Given limited resources combined with the growing need to address our safety, the Police Department needs to consider partnering with local organizations to incorporate public safety into a comprehensive community development approach. This partnership’s primary focus is a reduction in crime. I believe this is a necessary precursor to revitalizing efforts. The result can be a healthier community with an enhanced quality of life.
However, we must be careful not to rely merely on police enforcement but also engage in building social capital and in economic development. As we build partnerships between the police, organizations, and the broader community we must be inclusive regarding varying perspectives of law enforcement early and often through the process. Only then can we achieve a deeper and ongoing mutual support rather than just a superficial exchange. Only then can we actually create safety proactively rather than just responding to crime afterward.
We can be a different community where crime is not a part of daily life; we can stand our ground in establishing the interconnected pieces of a comprehensive revitalization of our community and our expectations of public safety. In the end, I believe that integrating community safety initiatives will yield long lasting results. At my urging and with overwhelming support from the rest of the police commissioners, the Police Commission will have a State of the Public Safety Forum in the next few months to review findings from both law enforcement and the larger community. I look forward to my involvement with this forum.
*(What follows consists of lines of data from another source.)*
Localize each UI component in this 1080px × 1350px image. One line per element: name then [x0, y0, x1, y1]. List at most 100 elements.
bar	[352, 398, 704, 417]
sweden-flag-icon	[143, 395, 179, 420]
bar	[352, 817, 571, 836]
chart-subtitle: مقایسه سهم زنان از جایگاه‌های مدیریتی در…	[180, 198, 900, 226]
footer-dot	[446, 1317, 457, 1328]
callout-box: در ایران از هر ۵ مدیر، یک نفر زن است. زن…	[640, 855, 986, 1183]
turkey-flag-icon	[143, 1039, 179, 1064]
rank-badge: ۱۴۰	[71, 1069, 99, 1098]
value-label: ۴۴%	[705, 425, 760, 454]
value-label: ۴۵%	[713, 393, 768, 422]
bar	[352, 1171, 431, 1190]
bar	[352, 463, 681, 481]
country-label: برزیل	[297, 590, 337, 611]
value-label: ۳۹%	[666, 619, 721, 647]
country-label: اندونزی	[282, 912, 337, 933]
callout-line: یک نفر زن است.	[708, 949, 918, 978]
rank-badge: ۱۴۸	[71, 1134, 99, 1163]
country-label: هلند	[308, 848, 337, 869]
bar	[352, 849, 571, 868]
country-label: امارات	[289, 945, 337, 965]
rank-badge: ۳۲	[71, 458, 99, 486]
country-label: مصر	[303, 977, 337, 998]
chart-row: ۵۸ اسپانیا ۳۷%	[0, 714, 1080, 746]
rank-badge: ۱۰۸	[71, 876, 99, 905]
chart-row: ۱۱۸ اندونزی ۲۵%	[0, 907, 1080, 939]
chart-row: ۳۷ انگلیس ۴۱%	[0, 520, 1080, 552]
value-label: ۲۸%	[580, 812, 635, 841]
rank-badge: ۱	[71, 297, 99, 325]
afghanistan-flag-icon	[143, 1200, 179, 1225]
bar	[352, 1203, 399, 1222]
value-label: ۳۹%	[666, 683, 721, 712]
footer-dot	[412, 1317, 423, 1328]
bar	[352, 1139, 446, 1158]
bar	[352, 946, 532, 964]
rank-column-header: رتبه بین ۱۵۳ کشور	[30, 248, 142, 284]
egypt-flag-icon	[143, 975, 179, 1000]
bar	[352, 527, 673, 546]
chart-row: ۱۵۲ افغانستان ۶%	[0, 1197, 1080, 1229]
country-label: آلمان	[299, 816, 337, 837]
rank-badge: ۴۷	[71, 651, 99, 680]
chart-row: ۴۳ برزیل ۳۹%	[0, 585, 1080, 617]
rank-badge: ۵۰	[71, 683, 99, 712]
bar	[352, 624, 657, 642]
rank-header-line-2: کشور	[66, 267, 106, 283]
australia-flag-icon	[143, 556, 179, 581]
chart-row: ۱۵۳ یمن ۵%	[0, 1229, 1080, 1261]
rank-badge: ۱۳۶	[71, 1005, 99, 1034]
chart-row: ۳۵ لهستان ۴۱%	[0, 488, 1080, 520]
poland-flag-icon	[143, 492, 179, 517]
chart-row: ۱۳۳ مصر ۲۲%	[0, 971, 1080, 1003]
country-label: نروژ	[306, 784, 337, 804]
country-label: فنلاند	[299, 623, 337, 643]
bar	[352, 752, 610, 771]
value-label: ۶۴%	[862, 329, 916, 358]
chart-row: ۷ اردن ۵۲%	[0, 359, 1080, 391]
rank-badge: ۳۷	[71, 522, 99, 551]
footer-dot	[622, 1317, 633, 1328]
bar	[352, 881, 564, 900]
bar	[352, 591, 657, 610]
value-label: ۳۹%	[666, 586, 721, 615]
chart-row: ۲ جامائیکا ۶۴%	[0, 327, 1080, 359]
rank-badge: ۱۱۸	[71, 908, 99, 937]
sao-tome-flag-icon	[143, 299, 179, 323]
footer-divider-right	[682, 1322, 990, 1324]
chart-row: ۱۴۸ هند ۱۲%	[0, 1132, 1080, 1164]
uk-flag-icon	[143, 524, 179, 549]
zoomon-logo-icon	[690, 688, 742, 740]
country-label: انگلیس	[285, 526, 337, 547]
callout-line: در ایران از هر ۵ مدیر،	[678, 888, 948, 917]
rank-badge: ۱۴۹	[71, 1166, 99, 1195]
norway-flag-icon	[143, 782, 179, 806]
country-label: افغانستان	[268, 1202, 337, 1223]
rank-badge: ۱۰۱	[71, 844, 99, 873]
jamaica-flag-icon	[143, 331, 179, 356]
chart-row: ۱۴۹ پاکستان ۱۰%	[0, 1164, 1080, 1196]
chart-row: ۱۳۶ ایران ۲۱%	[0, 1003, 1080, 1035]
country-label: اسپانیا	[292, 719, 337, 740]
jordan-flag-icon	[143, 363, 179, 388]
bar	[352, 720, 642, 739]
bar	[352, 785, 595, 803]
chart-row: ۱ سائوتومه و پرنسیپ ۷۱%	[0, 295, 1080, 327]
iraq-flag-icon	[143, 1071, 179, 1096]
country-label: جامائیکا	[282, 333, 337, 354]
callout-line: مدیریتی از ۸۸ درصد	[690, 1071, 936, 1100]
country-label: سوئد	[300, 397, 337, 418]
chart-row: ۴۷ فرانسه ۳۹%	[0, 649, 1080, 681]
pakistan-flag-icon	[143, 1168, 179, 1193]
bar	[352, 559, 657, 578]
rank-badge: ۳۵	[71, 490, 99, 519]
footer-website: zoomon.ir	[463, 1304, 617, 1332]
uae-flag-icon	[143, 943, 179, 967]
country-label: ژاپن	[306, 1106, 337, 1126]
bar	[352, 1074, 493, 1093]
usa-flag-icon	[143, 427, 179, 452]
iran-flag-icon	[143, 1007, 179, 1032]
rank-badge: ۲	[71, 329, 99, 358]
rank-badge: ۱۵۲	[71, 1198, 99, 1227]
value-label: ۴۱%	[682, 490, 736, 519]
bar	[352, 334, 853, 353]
Some Thoughts on the Downtown Public Safety Zone Ordinance
At one time, our downtown was the epicenter of regional activity, and a destination for business, leisure, and civic and cultural events. But as retail and transportation behavior changed, downtown became less vibrant. We have tried many things to reverse downtown’s decline: We had a mall, we closed streets, we opened streets, we lured businesses, we lost businesses. I am very excited that the past couple of years have shown significant positive developments downtown in both commercial and residential development.
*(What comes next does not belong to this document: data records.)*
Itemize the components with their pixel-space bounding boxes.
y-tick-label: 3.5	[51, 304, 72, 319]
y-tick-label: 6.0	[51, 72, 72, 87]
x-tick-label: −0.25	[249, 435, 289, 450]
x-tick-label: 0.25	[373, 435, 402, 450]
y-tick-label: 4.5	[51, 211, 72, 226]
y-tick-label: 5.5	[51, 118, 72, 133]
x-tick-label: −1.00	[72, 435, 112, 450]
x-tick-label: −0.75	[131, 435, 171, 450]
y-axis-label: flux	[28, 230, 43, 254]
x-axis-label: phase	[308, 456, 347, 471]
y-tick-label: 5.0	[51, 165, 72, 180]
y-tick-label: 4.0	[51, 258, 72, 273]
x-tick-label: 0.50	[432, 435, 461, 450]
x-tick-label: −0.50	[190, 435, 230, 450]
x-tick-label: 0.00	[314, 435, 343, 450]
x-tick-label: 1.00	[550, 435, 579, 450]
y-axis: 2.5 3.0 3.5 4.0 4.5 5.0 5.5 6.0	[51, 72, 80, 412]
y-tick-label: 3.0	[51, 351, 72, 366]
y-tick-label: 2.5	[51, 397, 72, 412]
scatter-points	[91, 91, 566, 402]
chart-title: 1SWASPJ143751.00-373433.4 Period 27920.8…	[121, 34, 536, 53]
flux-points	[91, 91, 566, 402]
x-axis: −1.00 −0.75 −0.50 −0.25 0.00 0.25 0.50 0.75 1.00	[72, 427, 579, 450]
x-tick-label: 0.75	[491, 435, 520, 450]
As one component of a 12-point downtown public safety plan, we have a Downtown Public Safety Zone Exclusion Ordinance, which allows the City to exclude people from the downtown area for certain crimes, sometimes without a conviction. I don’t believe an ordinance like this should be permanent. Instead, I envision a downtown that is truly welcoming for all people. We need is to ensure the ordinance, even in its transition stage as recently adopted by the City Council, does not target marginalized and vulnerable people such as people without homes, who rely on public spaces for resting places, bathrooms, and safety.
I support the Council’s recent decision to establish a committee to develop a strategy to end the exclusion zone. As we find ways to transition out of the ordinance, we need a fundamental understanding of equity and fairness in how we treat each other. Each person wishing to be downtown has to have equal rights, and also to be cognizant that others have the same rights. We need to be open to all, including those wishing to empower families doing commerce, enabling economic development, those wanting to experience culture, those wanting to experience music and street and non-street art.
Ultimately, what will help downtown the most is more events and more people downtown. The Eugene 150 celebration, art walks, concerts and open houses are just some examples of what we need.